Segundo o deputado federal Saullo Vianna (União-AM), foi mantido o acordo de líderes dos partidos da Câmara, os parlamentares deverão aprovar, nesta terça-feira, o relatório do senador Eduardo Braga (MDB-AM) ao PLP 68, que regulamenta a Reforma Tributária, com praticamente todos os pontos que devolviam a competitividade da Zona Franca de Manaus.

“Nós, da bancada, nos articulamos com os nossos partidos. Eu, particularmente, tive o apoio do líder do União Brasil, deputado Elmar Nascimento, à nossa Zona Franca de Manaus. Iniciamos a discussão nesta segunda-feira. E se o acordo de votar o PLP sem destaques for assegurado, nós teremos a vitória que tanto precisamos para a Amazonas”, disse.

A única alteração proposta pelo relator da matéria na Câmara, deputado Reginaldo Lopes (PT-MG), que atinge a ZFM, foi a reinclusão das bebidas açucaradas, como refrigerantes, sucos e energéticos, na lista do Imposto Seletivo, bens e serviços prejudiciais à saúde e ao meio ambiente, que pagarão tributo acima da alíquota padrão.

O relator também retirou a possibilidade de redução do Seletivo para empresas que realizassem ações de mitigação de danos ambientais ou à saúde humana.

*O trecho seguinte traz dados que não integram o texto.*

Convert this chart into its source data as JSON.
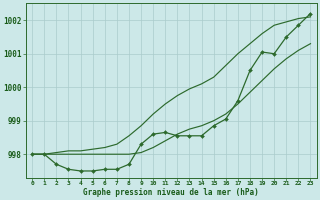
{
  "xlabel": "Graphe pression niveau de la mer (hPa)",
  "x": [
    0,
    1,
    2,
    3,
    4,
    5,
    6,
    7,
    8,
    9,
    10,
    11,
    12,
    13,
    14,
    15,
    16,
    17,
    18,
    19,
    20,
    21,
    22,
    23
  ],
  "line_actual": [
    998.0,
    998.0,
    997.7,
    997.55,
    997.5,
    997.5,
    997.55,
    997.55,
    997.7,
    998.3,
    998.6,
    998.65,
    998.55,
    998.55,
    998.55,
    998.85,
    999.05,
    999.6,
    1000.5,
    1001.05,
    1001.0,
    1001.5,
    1001.85,
    1002.2
  ],
  "line_upper": [
    998.0,
    998.0,
    998.05,
    998.1,
    998.1,
    998.15,
    998.2,
    998.3,
    998.55,
    998.85,
    999.2,
    999.5,
    999.75,
    999.95,
    1000.1,
    1000.3,
    1000.65,
    1001.0,
    1001.3,
    1001.6,
    1001.85,
    1001.95,
    1002.05,
    1002.1
  ],
  "line_lower": [
    998.0,
    998.0,
    998.0,
    998.0,
    998.0,
    998.0,
    998.0,
    998.0,
    998.0,
    998.05,
    998.2,
    998.4,
    998.6,
    998.75,
    998.85,
    999.0,
    999.2,
    999.5,
    999.85,
    1000.2,
    1000.55,
    1000.85,
    1001.1,
    1001.3
  ],
  "ylim_min": 997.3,
  "ylim_max": 1002.5,
  "yticks": [
    998,
    999,
    1000,
    1001,
    1002
  ],
  "line_color": "#2d6a2d",
  "bg_color": "#cce8e8",
  "grid_color": "#aacccc",
  "text_color": "#1a5c1a"
}
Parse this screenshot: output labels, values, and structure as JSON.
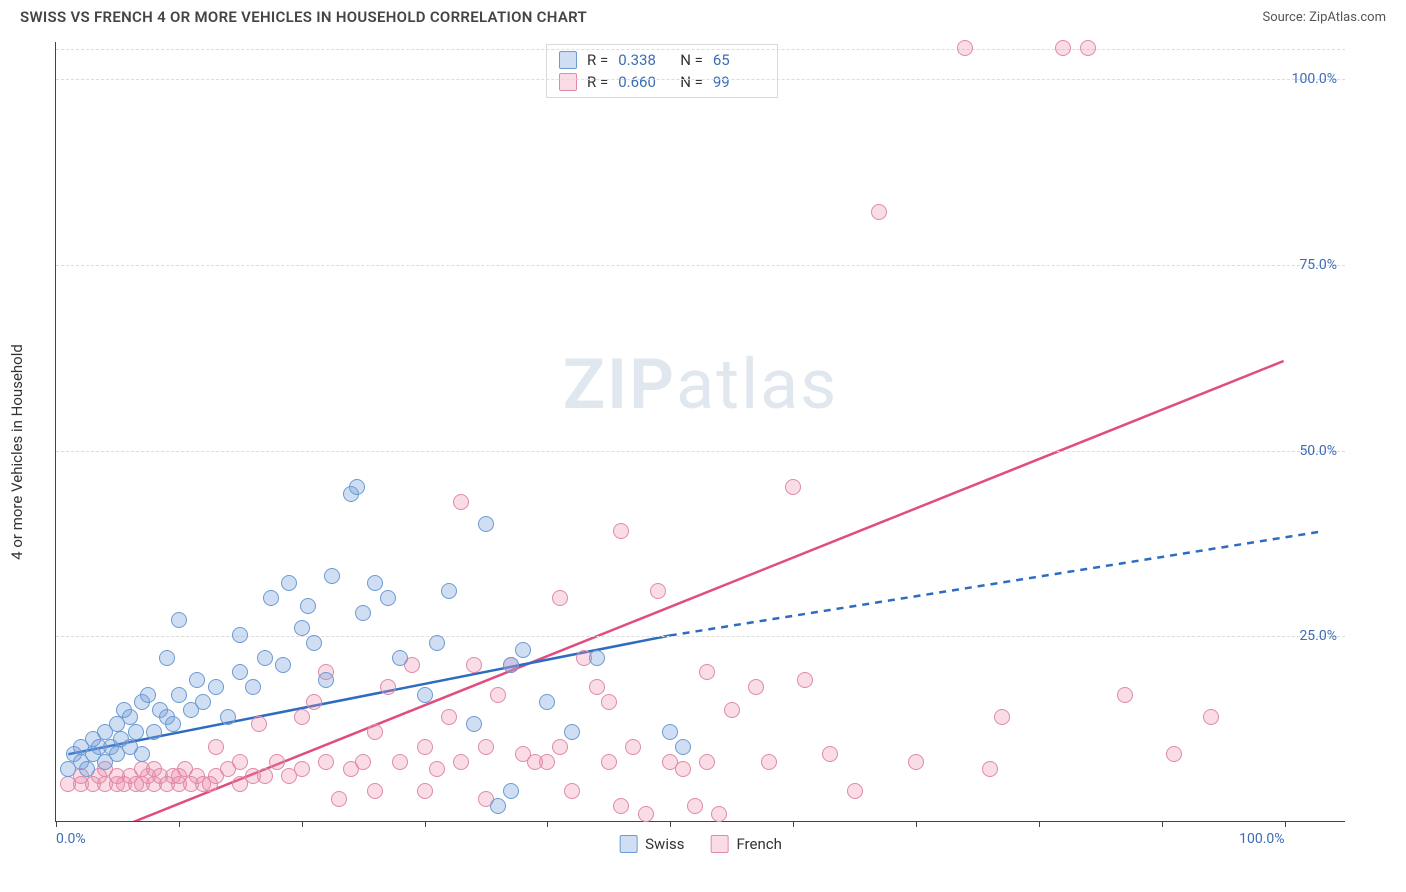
{
  "header": {
    "title": "SWISS VS FRENCH 4 OR MORE VEHICLES IN HOUSEHOLD CORRELATION CHART",
    "source_prefix": "Source: ",
    "source_link": "ZipAtlas.com"
  },
  "ylabel": "4 or more Vehicles in Household",
  "watermark": {
    "bold": "ZIP",
    "rest": "atlas"
  },
  "axes": {
    "xlim": [
      0,
      105
    ],
    "ylim": [
      0,
      105
    ],
    "yticks": [
      {
        "v": 25,
        "label": "25.0%"
      },
      {
        "v": 50,
        "label": "50.0%"
      },
      {
        "v": 75,
        "label": "75.0%"
      },
      {
        "v": 100,
        "label": "100.0%"
      }
    ],
    "grid_extra_y": 104,
    "xtick_positions": [
      0,
      10,
      20,
      30,
      40,
      50,
      60,
      70,
      80,
      90,
      100
    ],
    "xtick_labels": [
      {
        "v": 0,
        "label": "0.0%",
        "align": "left"
      },
      {
        "v": 100,
        "label": "100.0%",
        "align": "right"
      }
    ],
    "grid_color": "#dcdcdc"
  },
  "series": {
    "swiss": {
      "label": "Swiss",
      "fill": "rgba(120,160,220,0.35)",
      "stroke": "#6b9bd1",
      "line_color": "#2e6cc0",
      "r_label": "R =",
      "r_value": "0.338",
      "n_label": "N =",
      "n_value": "65",
      "marker_radius": 8,
      "trend": {
        "x1": 1,
        "y1": 9,
        "x2": 50,
        "y2": 25,
        "x_dash_to": 103,
        "y_dash_to": 39
      },
      "points": [
        [
          1,
          7
        ],
        [
          1.5,
          9
        ],
        [
          2,
          8
        ],
        [
          2,
          10
        ],
        [
          2.5,
          7
        ],
        [
          3,
          9
        ],
        [
          3,
          11
        ],
        [
          3.5,
          10
        ],
        [
          4,
          8
        ],
        [
          4,
          12
        ],
        [
          4.5,
          10
        ],
        [
          5,
          9
        ],
        [
          5,
          13
        ],
        [
          5.3,
          11
        ],
        [
          5.5,
          15
        ],
        [
          6,
          10
        ],
        [
          6,
          14
        ],
        [
          6.5,
          12
        ],
        [
          7,
          9
        ],
        [
          7,
          16
        ],
        [
          7.5,
          17
        ],
        [
          8,
          12
        ],
        [
          8.5,
          15
        ],
        [
          9,
          14
        ],
        [
          9,
          22
        ],
        [
          9.5,
          13
        ],
        [
          10,
          17
        ],
        [
          10,
          27
        ],
        [
          11,
          15
        ],
        [
          11.5,
          19
        ],
        [
          12,
          16
        ],
        [
          13,
          18
        ],
        [
          14,
          14
        ],
        [
          15,
          20
        ],
        [
          15,
          25
        ],
        [
          16,
          18
        ],
        [
          17,
          22
        ],
        [
          17.5,
          30
        ],
        [
          18.5,
          21
        ],
        [
          19,
          32
        ],
        [
          20,
          26
        ],
        [
          20.5,
          29
        ],
        [
          21,
          24
        ],
        [
          22,
          19
        ],
        [
          22.5,
          33
        ],
        [
          24,
          44
        ],
        [
          24.5,
          45
        ],
        [
          25,
          28
        ],
        [
          26,
          32
        ],
        [
          27,
          30
        ],
        [
          28,
          22
        ],
        [
          30,
          17
        ],
        [
          31,
          24
        ],
        [
          32,
          31
        ],
        [
          34,
          13
        ],
        [
          35,
          40
        ],
        [
          36,
          2
        ],
        [
          37,
          21
        ],
        [
          37,
          4
        ],
        [
          38,
          23
        ],
        [
          40,
          16
        ],
        [
          42,
          12
        ],
        [
          44,
          22
        ],
        [
          50,
          12
        ],
        [
          51,
          10
        ]
      ]
    },
    "french": {
      "label": "French",
      "fill": "rgba(235,140,170,0.30)",
      "stroke": "#e08aa8",
      "line_color": "#e04d7f",
      "r_label": "R =",
      "r_value": "0.660",
      "n_label": "N =",
      "n_value": "99",
      "marker_radius": 8,
      "trend": {
        "x1": 5,
        "y1": -1,
        "x2": 100,
        "y2": 62
      },
      "points": [
        [
          1,
          5
        ],
        [
          2,
          5
        ],
        [
          2,
          6
        ],
        [
          3,
          5
        ],
        [
          3.5,
          6
        ],
        [
          4,
          5
        ],
        [
          4,
          7
        ],
        [
          5,
          5
        ],
        [
          5,
          6
        ],
        [
          5.5,
          5
        ],
        [
          6,
          6
        ],
        [
          6.5,
          5
        ],
        [
          7,
          5
        ],
        [
          7,
          7
        ],
        [
          7.5,
          6
        ],
        [
          8,
          5
        ],
        [
          8,
          7
        ],
        [
          8.5,
          6
        ],
        [
          9,
          5
        ],
        [
          9.5,
          6
        ],
        [
          10,
          5
        ],
        [
          10,
          6
        ],
        [
          10.5,
          7
        ],
        [
          11,
          5
        ],
        [
          11.5,
          6
        ],
        [
          12,
          5
        ],
        [
          12.5,
          5
        ],
        [
          13,
          6
        ],
        [
          13,
          10
        ],
        [
          14,
          7
        ],
        [
          15,
          5
        ],
        [
          15,
          8
        ],
        [
          16,
          6
        ],
        [
          16.5,
          13
        ],
        [
          17,
          6
        ],
        [
          18,
          8
        ],
        [
          19,
          6
        ],
        [
          20,
          7
        ],
        [
          20,
          14
        ],
        [
          21,
          16
        ],
        [
          22,
          8
        ],
        [
          22,
          20
        ],
        [
          23,
          3
        ],
        [
          24,
          7
        ],
        [
          25,
          8
        ],
        [
          26,
          12
        ],
        [
          26,
          4
        ],
        [
          27,
          18
        ],
        [
          28,
          8
        ],
        [
          29,
          21
        ],
        [
          30,
          10
        ],
        [
          30,
          4
        ],
        [
          31,
          7
        ],
        [
          32,
          14
        ],
        [
          33,
          43
        ],
        [
          33,
          8
        ],
        [
          34,
          21
        ],
        [
          35,
          3
        ],
        [
          35,
          10
        ],
        [
          36,
          17
        ],
        [
          37,
          21
        ],
        [
          38,
          9
        ],
        [
          39,
          8
        ],
        [
          40,
          8
        ],
        [
          41,
          10
        ],
        [
          41,
          30
        ],
        [
          42,
          4
        ],
        [
          43,
          22
        ],
        [
          44,
          18
        ],
        [
          45,
          8
        ],
        [
          45,
          16
        ],
        [
          46,
          39
        ],
        [
          46,
          2
        ],
        [
          47,
          10
        ],
        [
          48,
          1
        ],
        [
          49,
          31
        ],
        [
          50,
          8
        ],
        [
          51,
          7
        ],
        [
          52,
          2
        ],
        [
          53,
          20
        ],
        [
          53,
          8
        ],
        [
          54,
          1
        ],
        [
          55,
          15
        ],
        [
          57,
          18
        ],
        [
          58,
          8
        ],
        [
          60,
          45
        ],
        [
          61,
          19
        ],
        [
          63,
          9
        ],
        [
          65,
          4
        ],
        [
          67,
          82
        ],
        [
          70,
          8
        ],
        [
          74,
          104
        ],
        [
          76,
          7
        ],
        [
          77,
          14
        ],
        [
          82,
          104
        ],
        [
          84,
          104
        ],
        [
          87,
          17
        ],
        [
          91,
          9
        ],
        [
          94,
          14
        ]
      ]
    }
  }
}
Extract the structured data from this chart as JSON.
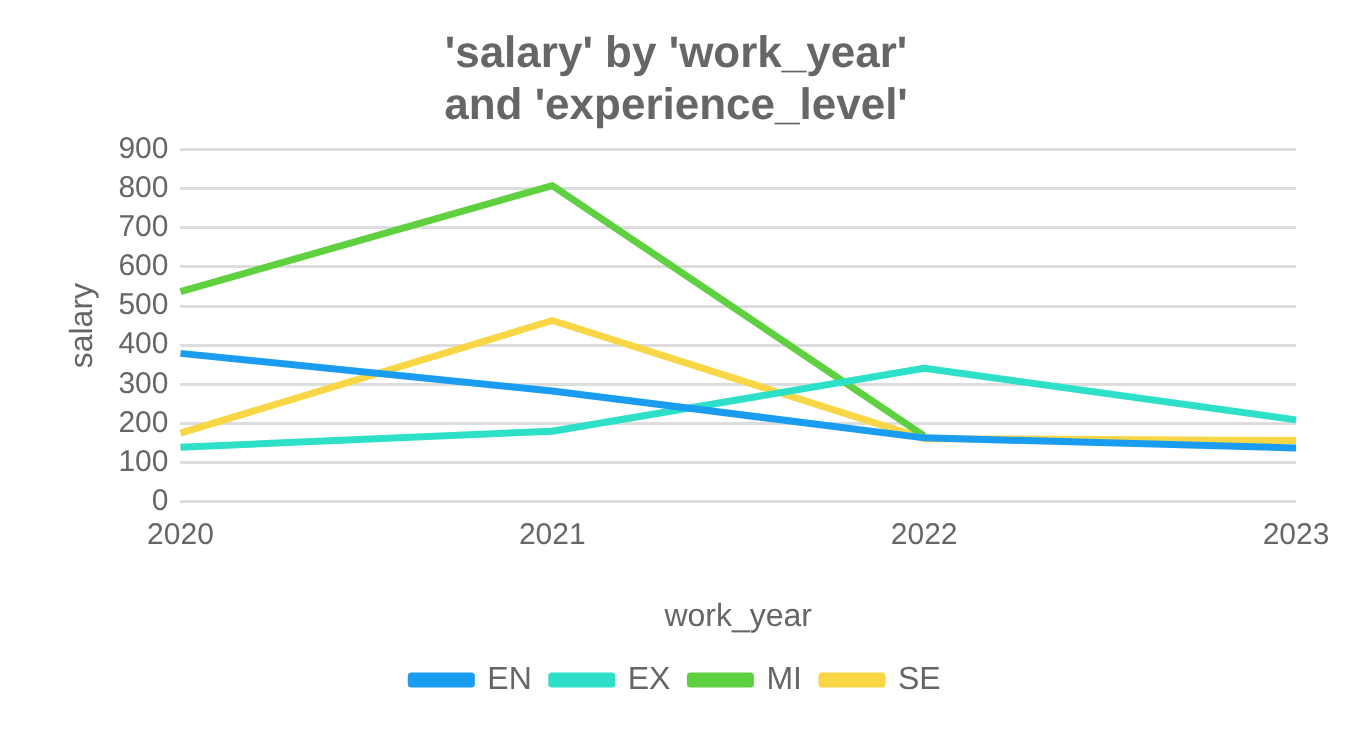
{
  "chart_data": {
    "type": "line",
    "title": "'salary' by 'work_year' and 'experience_level'",
    "xlabel": "work_year",
    "ylabel": "salary",
    "categories": [
      "2020",
      "2021",
      "2022",
      "2023"
    ],
    "ylim": [
      0,
      900
    ],
    "yticks": [
      0,
      100,
      200,
      300,
      400,
      500,
      600,
      700,
      800,
      900
    ],
    "grid": "y",
    "legend": "bottom",
    "marker": "none",
    "line_style": "solid",
    "series": [
      {
        "name": "EN",
        "color": "#1a9cf0",
        "values": [
          379,
          283,
          163,
          137
        ]
      },
      {
        "name": "EX",
        "color": "#2ee0c8",
        "values": [
          139,
          180,
          341,
          209
        ]
      },
      {
        "name": "MI",
        "color": "#5fd040",
        "values": [
          537,
          808,
          168,
          null
        ]
      },
      {
        "name": "SE",
        "color": "#f9d645",
        "values": [
          175,
          463,
          161,
          156
        ]
      }
    ]
  }
}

Vianna acredita que a votação do Projeto de Lei Complementar 68/2024, um dos que regulamentam a Reforma Tributária, será rápida e favorável ao Amazonas.

Sobre a possibilidade de reverter a decisão de Lopes quanto às bedidas açucaradas, Saullo Vianna afirmou que uma alteração de última hora não está totalmente descartada, no entanto, o parlamentar amazonense reforçou que acha pouco provável que este ponto mude após o acordo de líderes.

“Existe uma diferença entre as bebidas açucaradas e os concentrados. Mais importante para o Amazonas são os concentrados de refrigerante, que mantém a maioria das vantagens comparativas do nosso polo industrial”, afirmou Vianna.

“A previsão é de que o relatório do senador @eduardobraga_am seja aprovado praticamente como veio do Senado, restituindo a competividade da ZFM”, finalizou.